Using Traditional and Spatial Verification Methods to Evaluate Real-Time Model Forecasts of Convection

As higher resolution numerical models, and their output of discontinuous fields like simulated reflectivity and 1-h accumulated precipitation, continue to be developed and used operationally, there is an increasing need in the research community to use newer verification techniques rather than traditional metrics, which might penalize a model twice, once for observed-but-not forecasted and once for forecasted-but-not-observed, even though the forecast might be subjectively judged a good quality forecast. Conversely, traditional metrics may overestimate the forecast accuracy and value in severe-weather forecasting applications, depending on the forecast bias and spatial scales in question. A goal of the newer verification metrics, that attempt to account for the spatial scale of the event, is to objectively compare model output data with observations much like the forecasters and scientists would do through subjective analysis.

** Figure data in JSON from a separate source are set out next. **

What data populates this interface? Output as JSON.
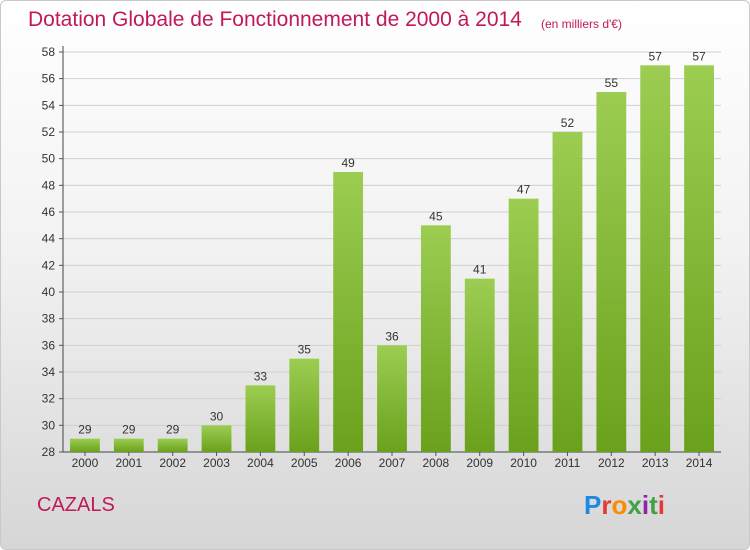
{
  "title": "Dotation Globale de Fonctionnement de 2000 à 2014",
  "subtitle": "(en milliers d'€)",
  "location": "CAZALS",
  "logo": {
    "text": "Proxiti"
  },
  "colors": {
    "title": "#c2185b",
    "bar_light": "#9ccd52",
    "bar_dark": "#6aa11c",
    "grid": "#d0d0d0"
  },
  "chart_data": {
    "type": "bar",
    "categories": [
      "2000",
      "2001",
      "2002",
      "2003",
      "2004",
      "2005",
      "2006",
      "2007",
      "2008",
      "2009",
      "2010",
      "2011",
      "2012",
      "2013",
      "2014"
    ],
    "values": [
      29,
      29,
      29,
      30,
      33,
      35,
      49,
      36,
      45,
      41,
      47,
      52,
      55,
      57,
      57
    ],
    "title": "Dotation Globale de Fonctionnement de 2000 à 2014",
    "subtitle": "(en milliers d'€)",
    "ylim": [
      28,
      58
    ],
    "yticks": [
      28,
      30,
      32,
      34,
      36,
      38,
      40,
      42,
      44,
      46,
      48,
      50,
      52,
      54,
      56,
      58
    ],
    "grid": true,
    "data_labels": true
  }
}
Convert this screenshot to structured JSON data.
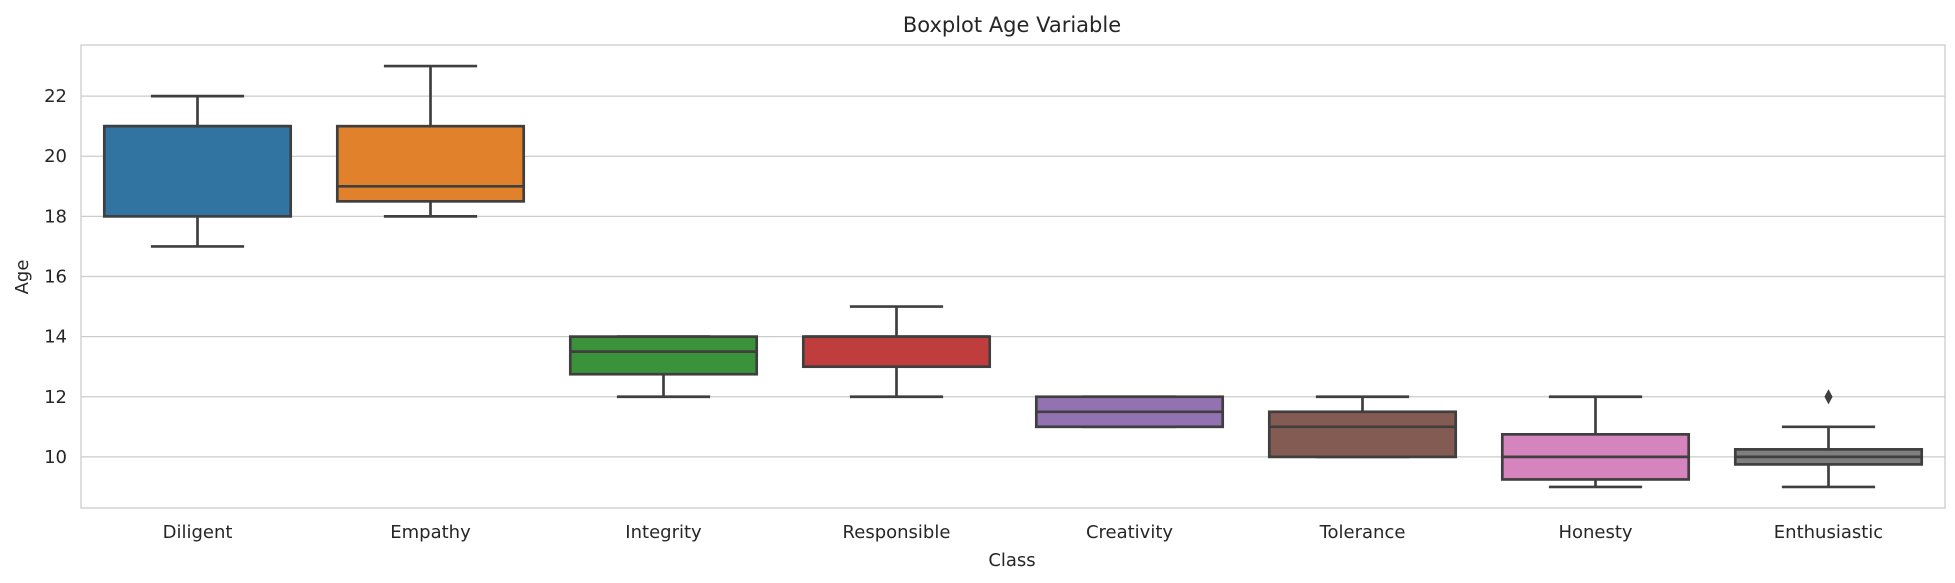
{
  "chart_data": {
    "type": "boxplot",
    "title": "Boxplot Age Variable",
    "xlabel": "Class",
    "ylabel": "Age",
    "ylim": [
      8.3,
      23.7
    ],
    "yticks": [
      10,
      12,
      14,
      16,
      18,
      20,
      22
    ],
    "grid": true,
    "categories": [
      "Diligent",
      "Empathy",
      "Integrity",
      "Responsible",
      "Creativity",
      "Tolerance",
      "Honesty",
      "Enthusiastic"
    ],
    "boxes": [
      {
        "category": "Diligent",
        "whisker_low": 17,
        "q1": 18,
        "median": 21,
        "q3": 21,
        "whisker_high": 22,
        "outliers": [],
        "color": "#3274a1"
      },
      {
        "category": "Empathy",
        "whisker_low": 18,
        "q1": 18.5,
        "median": 19,
        "q3": 21,
        "whisker_high": 23,
        "outliers": [],
        "color": "#e1812c"
      },
      {
        "category": "Integrity",
        "whisker_low": 12,
        "q1": 12.75,
        "median": 13.5,
        "q3": 14,
        "whisker_high": 14,
        "outliers": [],
        "color": "#3a923a"
      },
      {
        "category": "Responsible",
        "whisker_low": 12,
        "q1": 13,
        "median": 14,
        "q3": 14,
        "whisker_high": 15,
        "outliers": [],
        "color": "#c03d3e"
      },
      {
        "category": "Creativity",
        "whisker_low": 11,
        "q1": 11,
        "median": 11.5,
        "q3": 12,
        "whisker_high": 12,
        "outliers": [],
        "color": "#9372b2"
      },
      {
        "category": "Tolerance",
        "whisker_low": 10,
        "q1": 10,
        "median": 11,
        "q3": 11.5,
        "whisker_high": 12,
        "outliers": [],
        "color": "#845b53"
      },
      {
        "category": "Honesty",
        "whisker_low": 9,
        "q1": 9.25,
        "median": 10,
        "q3": 10.75,
        "whisker_high": 12,
        "outliers": [],
        "color": "#d684bd"
      },
      {
        "category": "Enthusiastic",
        "whisker_low": 9,
        "q1": 9.75,
        "median": 10,
        "q3": 10.25,
        "whisker_high": 11,
        "outliers": [
          12
        ],
        "color": "#7f7f7f"
      }
    ]
  }
}
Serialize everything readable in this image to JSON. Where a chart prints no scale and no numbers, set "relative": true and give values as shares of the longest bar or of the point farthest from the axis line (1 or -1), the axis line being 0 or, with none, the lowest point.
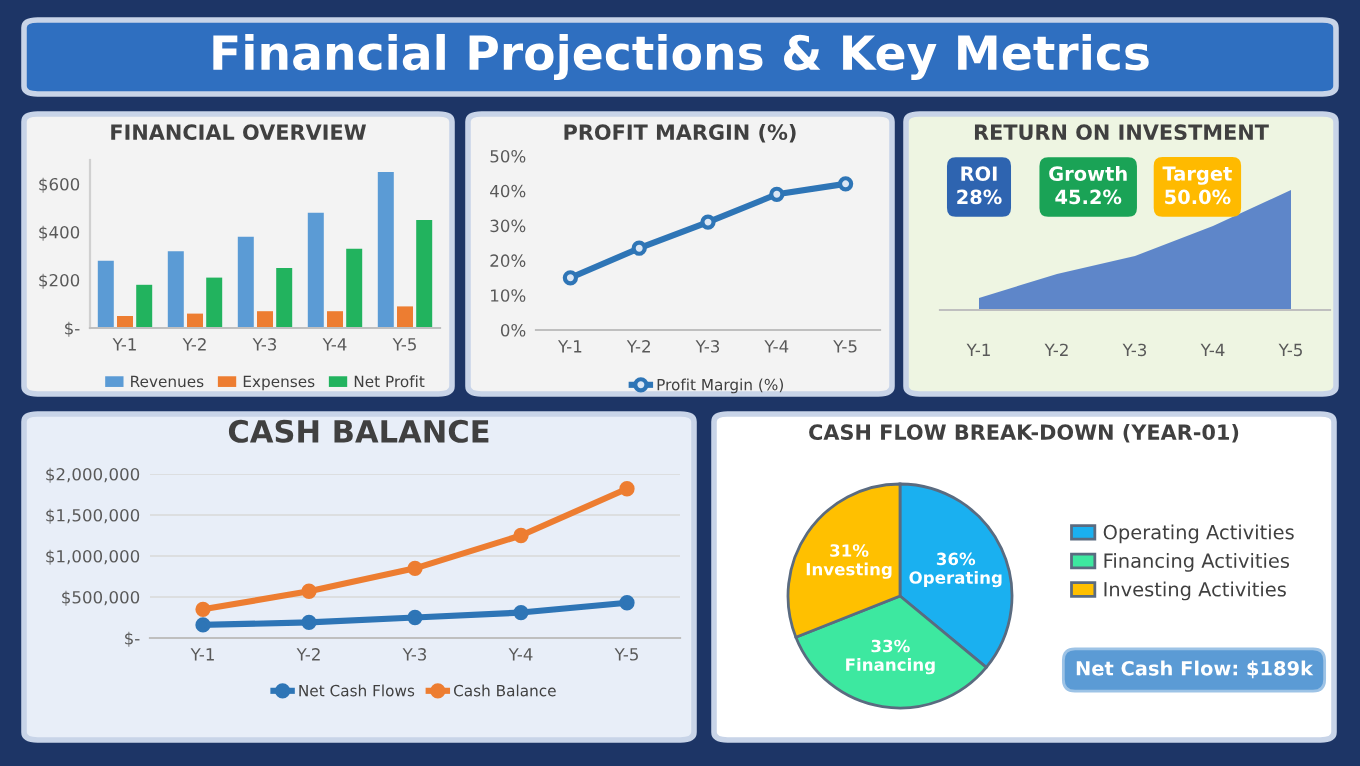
{
  "chart_data": [
    {
      "type": "other",
      "title": "Financial Projections & Key Metrics"
    },
    {
      "type": "bar",
      "title": "FINANCIAL OVERVIEW",
      "categories": [
        "Y-1",
        "Y-2",
        "Y-3",
        "Y-4",
        "Y-5"
      ],
      "series": [
        {
          "name": "Revenues",
          "color": "#5b9bd5",
          "values": [
            280,
            320,
            380,
            480,
            650
          ]
        },
        {
          "name": "Expenses",
          "color": "#ed7d31",
          "values": [
            50,
            60,
            70,
            70,
            90
          ]
        },
        {
          "name": "Net Profit",
          "color": "#22b35e",
          "values": [
            180,
            210,
            250,
            330,
            450
          ]
        }
      ],
      "ylim": [
        0,
        700
      ],
      "yticks": [
        {
          "value": 0,
          "label": "$-"
        },
        {
          "value": 200,
          "label": "$200"
        },
        {
          "value": 400,
          "label": "$400"
        },
        {
          "value": 600,
          "label": "$600"
        }
      ],
      "legend": "bottom"
    },
    {
      "type": "line",
      "title": "PROFIT MARGIN (%)",
      "categories": [
        "Y-1",
        "Y-2",
        "Y-3",
        "Y-4",
        "Y-5"
      ],
      "series": [
        {
          "name": "Profit Margin (%)",
          "color": "#2e75b6",
          "values": [
            15,
            23.5,
            31,
            39,
            42
          ]
        }
      ],
      "ylim": [
        0,
        50
      ],
      "yticks": [
        {
          "value": 0,
          "label": "0%"
        },
        {
          "value": 10,
          "label": "10%"
        },
        {
          "value": 20,
          "label": "20%"
        },
        {
          "value": 30,
          "label": "30%"
        },
        {
          "value": 40,
          "label": "40%"
        },
        {
          "value": 50,
          "label": "50%"
        }
      ],
      "marker": "circle",
      "legend": "bottom"
    },
    {
      "type": "area",
      "title": "RETURN ON INVESTMENT",
      "categories": [
        "Y-1",
        "Y-2",
        "Y-3",
        "Y-4",
        "Y-5"
      ],
      "series": [
        {
          "color": "#4472c4",
          "values": [
            0.1,
            0.3,
            0.45,
            0.7,
            1
          ]
        }
      ],
      "relative": true,
      "annotations": [
        "ROI\n28%",
        "Growth\n45.2%",
        "Target\n50.0%"
      ]
    },
    {
      "type": "line",
      "title": "CASH BALANCE",
      "categories": [
        "Y-1",
        "Y-2",
        "Y-3",
        "Y-4",
        "Y-5"
      ],
      "series": [
        {
          "name": "Net Cash Flows",
          "color": "#2e75b6",
          "values": [
            160000,
            190000,
            250000,
            310000,
            430000
          ]
        },
        {
          "name": "Cash Balance",
          "color": "#ed7d31",
          "values": [
            350000,
            570000,
            850000,
            1250000,
            1820000
          ]
        }
      ],
      "ylim": [
        0,
        2000000
      ],
      "yticks": [
        {
          "value": 0,
          "label": "$-"
        },
        {
          "value": 500000,
          "label": "$500,000"
        },
        {
          "value": 1000000,
          "label": "$1,000,000"
        },
        {
          "value": 1500000,
          "label": "$1,500,000"
        },
        {
          "value": 2000000,
          "label": "$2,000,000"
        }
      ],
      "marker": "circle",
      "grid": "y",
      "legend": "bottom"
    },
    {
      "type": "pie",
      "title": "CASH FLOW BREAK-DOWN (YEAR-01)",
      "categories": [
        "Operating Activities",
        "Financing Activities",
        "Investing Activities"
      ],
      "values": [
        36,
        33,
        31
      ],
      "colors": [
        "#1ab0f0",
        "#3de8a0",
        "#ffc000"
      ],
      "value_labels": [
        "36%\nOperating",
        "33%\nFinancing",
        "31%\nInvesting"
      ],
      "legend": "right",
      "annotations": [
        "Net Cash Flow: $189k"
      ]
    }
  ]
}
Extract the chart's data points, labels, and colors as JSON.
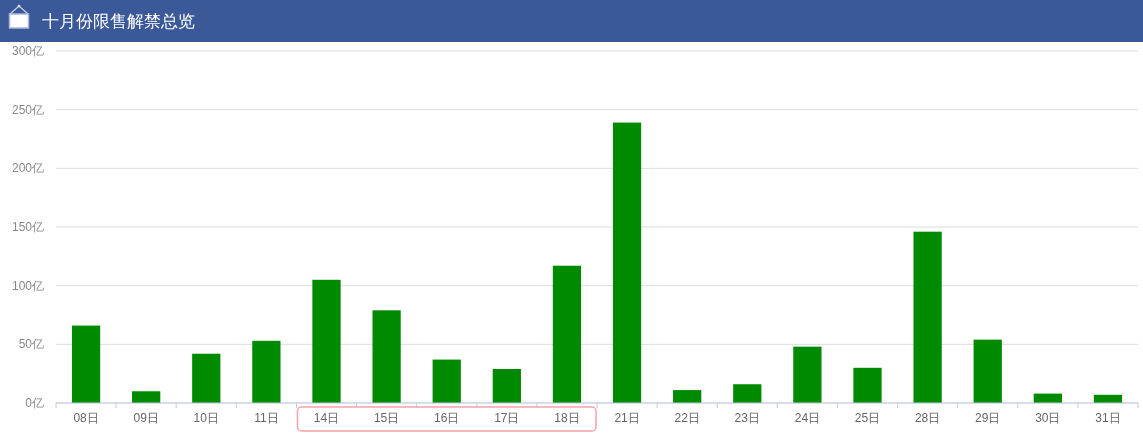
{
  "chart_data": {
    "type": "bar",
    "title": "十月份限售解禁总览",
    "categories": [
      "08日",
      "09日",
      "10日",
      "11日",
      "14日",
      "15日",
      "16日",
      "17日",
      "18日",
      "21日",
      "22日",
      "23日",
      "24日",
      "25日",
      "28日",
      "29日",
      "30日",
      "31日"
    ],
    "values": [
      66,
      10,
      42,
      53,
      105,
      79,
      37,
      29,
      117,
      239,
      11,
      16,
      48,
      30,
      146,
      54,
      8,
      7
    ],
    "color": "#008a00",
    "ylim": [
      0,
      300
    ],
    "yticks": [
      {
        "value": 0,
        "label": "0亿"
      },
      {
        "value": 50,
        "label": "50亿"
      },
      {
        "value": 100,
        "label": "100亿"
      },
      {
        "value": 150,
        "label": "150亿"
      },
      {
        "value": 200,
        "label": "200亿"
      },
      {
        "value": 250,
        "label": "250亿"
      },
      {
        "value": 300,
        "label": "300亿"
      }
    ],
    "grid": "y"
  }
}
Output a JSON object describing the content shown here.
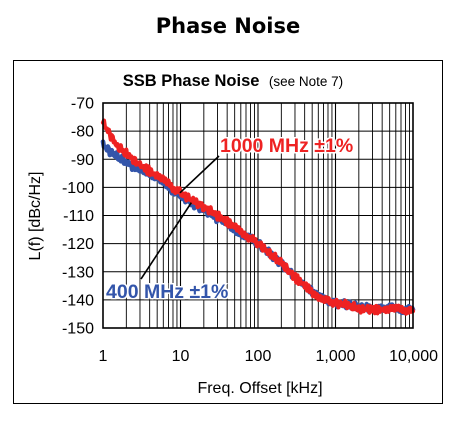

This study will use both traditional verification techniques and spatial verification techniques (e.g. intensity skill score) to evaluate two parallel WRF model forecasts, one that assimilates radar data in the initial condition using a 3DVAR technique (CN) and one that simply uses the 12-km North American Mesoscale (NAM) model analysis as the initial condition (C0). These forecasts were run in real-time by the Center for Analysis and Prediction of Storms (CAPS) during the Spring of 2009 and 2010 in support of the NOAA Hazardous Weather Testbed (HWT) annual Spring Experiment and the Verification of the Origins of Rotation in Tornadoes Experiment (VORTEX-2) field program. The Spring Experiment participants noted, subjectively, that the skill that was suggested by the traditional objective metrics often seemed large compared to the skill than was perceived by the participants. For this study, both traditional and newer verification metrics that take the bias and spatial scales of the forecasts into account will be computed to characterize the spatial scales and lead times at which skill diminishes for forecasts of convection. This study will also examine the performance of the real-time 3-km High Resolution Rapid Refresh (HRRR) forecasts over the same time period in a similar manner.